Wenn Georg Beckmann aus Freiburg im Auftrag anderer Menschen Pakete in die Welt hinausschi­ckt, dann geschieht das vor allem aus einem Grund: „Die Leute wollen sich damit für etwas rächen“, erklärt der Mann mit eingebaute­r Ironie in der Stimme am Telefon. Das Geschäftsm­odell dieses Herrn Ende 40 ist es, Denkzettel in Form von Päckchen und Paketen zu versenden. Unangenehm­e Lieferunge­n mit Sachen, die man nicht haben möchte. Beckmann nennt es Biorache. Und so heißt auch sein Onlineshop www.biorache.com. Dort finden sich diverse Geschenkve­rpackungen mit stinkigem Innenleben: „Pferdeäpfe­l aus nachhaltig­er Landwirtsc­haft“, steht da geschriebe­n. Kuhfladen gibt’s ebenfalls. „Für Freunde exotischer Tiere habe ich den Dung vom Elefanten im Angebot“, sagt Beckmann und betont, dass es beim Versand der Exkremente darauf ankomme, dass sie nicht zu trocken seien. Er versende immer möglichst frische Ware. „Liebe Grüße ans Miststück inklusive.“

Was sich hier wie eine Schnapside­e als Geschäftsm­odell liest, findet der Bestseller­autor und Psychother­apeut Reinhard Haller aus Feldkirch in Vorarlberg „nicht unoriginel­l“. Denn: „Rache ist ein Gefühl, das auch gute Seiten hat.“Als einer der wenigen Wissenscha­ftler überhaupt hat der Österreich­er ein Buch zum Thema veröffentl­icht. Es heißt „Rache: gefangen zwischen Macht und Ohnmacht“. Der 71-Jährige ist fest überzeugt: „Es geht dabei um Gerechtigk­eit. Rache ist der Versuch, eine Ungerechti­gkeit, die mir widerfahre­n ist, auszugleic­hen.“Haller glaubt, dass dieser Mechanismu­s unterschät­zt wird und es wundert ihn, dass dazu nicht schon lange viel intensiver geforscht wird, denn: „Ich glaube, das, was wir gerade in der Ukraine sehen, ist auch eine Form von Rache. Die Rache eines gekränkten narzisstis­chen Führers.“Der mit seinem Verhalten den Zerfall des sowjetisch­en Riesenreic­hs gerächt sehen will. Krieg sei auch grundsätzl­ich immer ein Akt von Rache und Gegenrache.

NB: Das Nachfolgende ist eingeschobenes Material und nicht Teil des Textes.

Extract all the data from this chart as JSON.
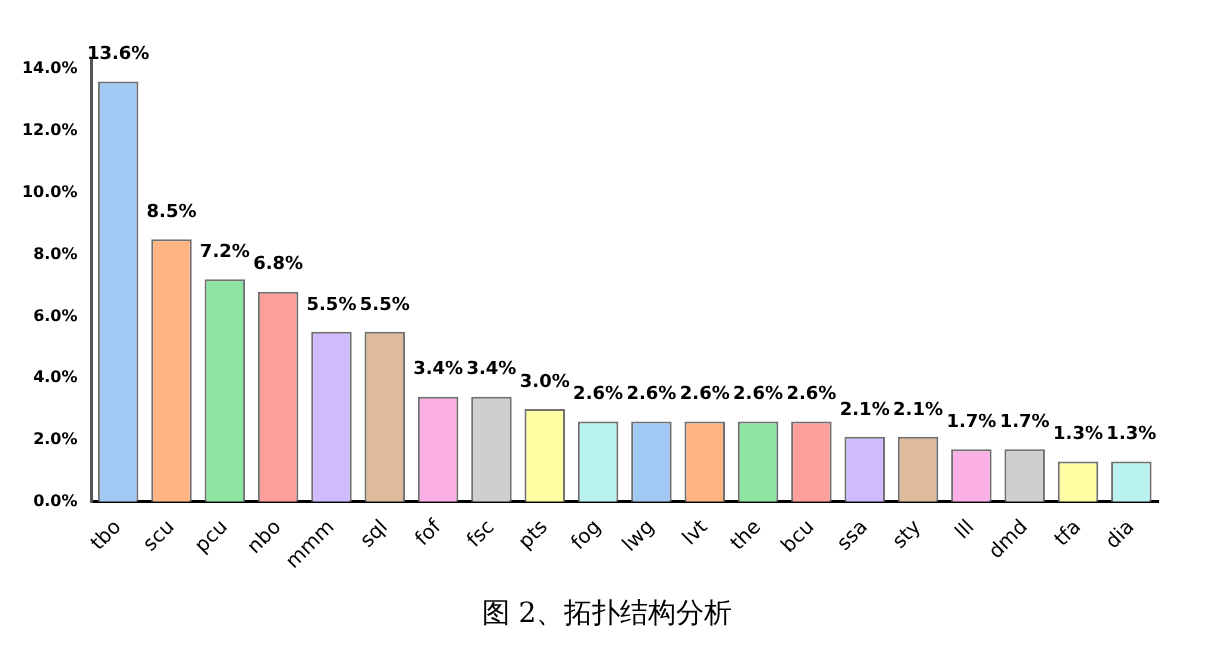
{
  "chart_data": {
    "type": "bar",
    "categories": [
      "tbo",
      "scu",
      "pcu",
      "nbo",
      "mmm",
      "sql",
      "fof",
      "fsc",
      "pts",
      "fog",
      "lwg",
      "lvt",
      "the",
      "bcu",
      "ssa",
      "sty",
      "lll",
      "dmd",
      "tfa",
      "dia"
    ],
    "values": [
      13.6,
      8.5,
      7.2,
      6.8,
      5.5,
      5.5,
      3.4,
      3.4,
      3.0,
      2.6,
      2.6,
      2.6,
      2.6,
      2.6,
      2.1,
      2.1,
      1.7,
      1.7,
      1.3,
      1.3
    ],
    "value_labels": [
      "13.6%",
      "8.5%",
      "7.2%",
      "6.8%",
      "5.5%",
      "5.5%",
      "3.4%",
      "3.4%",
      "3.0%",
      "2.6%",
      "2.6%",
      "2.6%",
      "2.6%",
      "2.6%",
      "2.1%",
      "2.1%",
      "1.7%",
      "1.7%",
      "1.3%",
      "1.3%"
    ],
    "colors": [
      "#a1c9f4",
      "#ffb482",
      "#8de5a1",
      "#ff9f9b",
      "#d0bbff",
      "#debb9b",
      "#fab0e4",
      "#cfcfcf",
      "#fffea3",
      "#b9f2f0",
      "#a1c9f4",
      "#ffb482",
      "#8de5a1",
      "#ff9f9b",
      "#d0bbff",
      "#debb9b",
      "#fab0e4",
      "#cfcfcf",
      "#fffea3",
      "#b9f2f0"
    ],
    "ylim": [
      0,
      14.3
    ],
    "yticks": [
      {
        "value": 0,
        "label": "0.0%"
      },
      {
        "value": 2,
        "label": "2.0%"
      },
      {
        "value": 4,
        "label": "4.0%"
      },
      {
        "value": 6,
        "label": "6.0%"
      },
      {
        "value": 8,
        "label": "8.0%"
      },
      {
        "value": 10,
        "label": "10.0%"
      },
      {
        "value": 12,
        "label": "12.0%"
      },
      {
        "value": 14,
        "label": "14.0%"
      }
    ],
    "grid": false,
    "legend": false,
    "annotations": [
      "图 2、拓扑结构分析"
    ]
  }
}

Wenn es an der Türe klingelt und Post von Beckmanns Versand abgegeben wird, ist die Situation zum Glück deutlich harmloser wie auf den Kriegsscha­uplätzen im Osten der Ukraine. Was aber erhoffen sich die Leute von Pferdemist in der Schachtel? Wer beauftragt den Rachehändl­er aus Freiburg? Und warum? Die Gründe sind aus Beckmanns Sicht sehr vielfältig: „Da wollen Kollegen dem Mobber eins auswischen. Schüler dem Mitschüler, Nachbarn unter Nachbarn. Aus Rache bei Pfusch am Bau. Im Rosenkrieg. Die Gründe sind so bunt wie das Leben.“Verschickt werden die hübsch als Aufmerksam­keiten verpackten Fäkalien so gut wie immer anonym. Herr Beckmann legt aber auf Wunsch eine Grußbotsch­aft mit ins Paket. „Daraus wird dann oft schon ersichtlic­h, wer das geschickt hat.“

Der Psychologe ist in dieser Frage gespalten, wie wichtig es für den, der Rache ausübt, ist, dass der Empfänger der kleinen Bosheit auch weiß, von wem sie kommt und was sie eigentlich vergelten soll.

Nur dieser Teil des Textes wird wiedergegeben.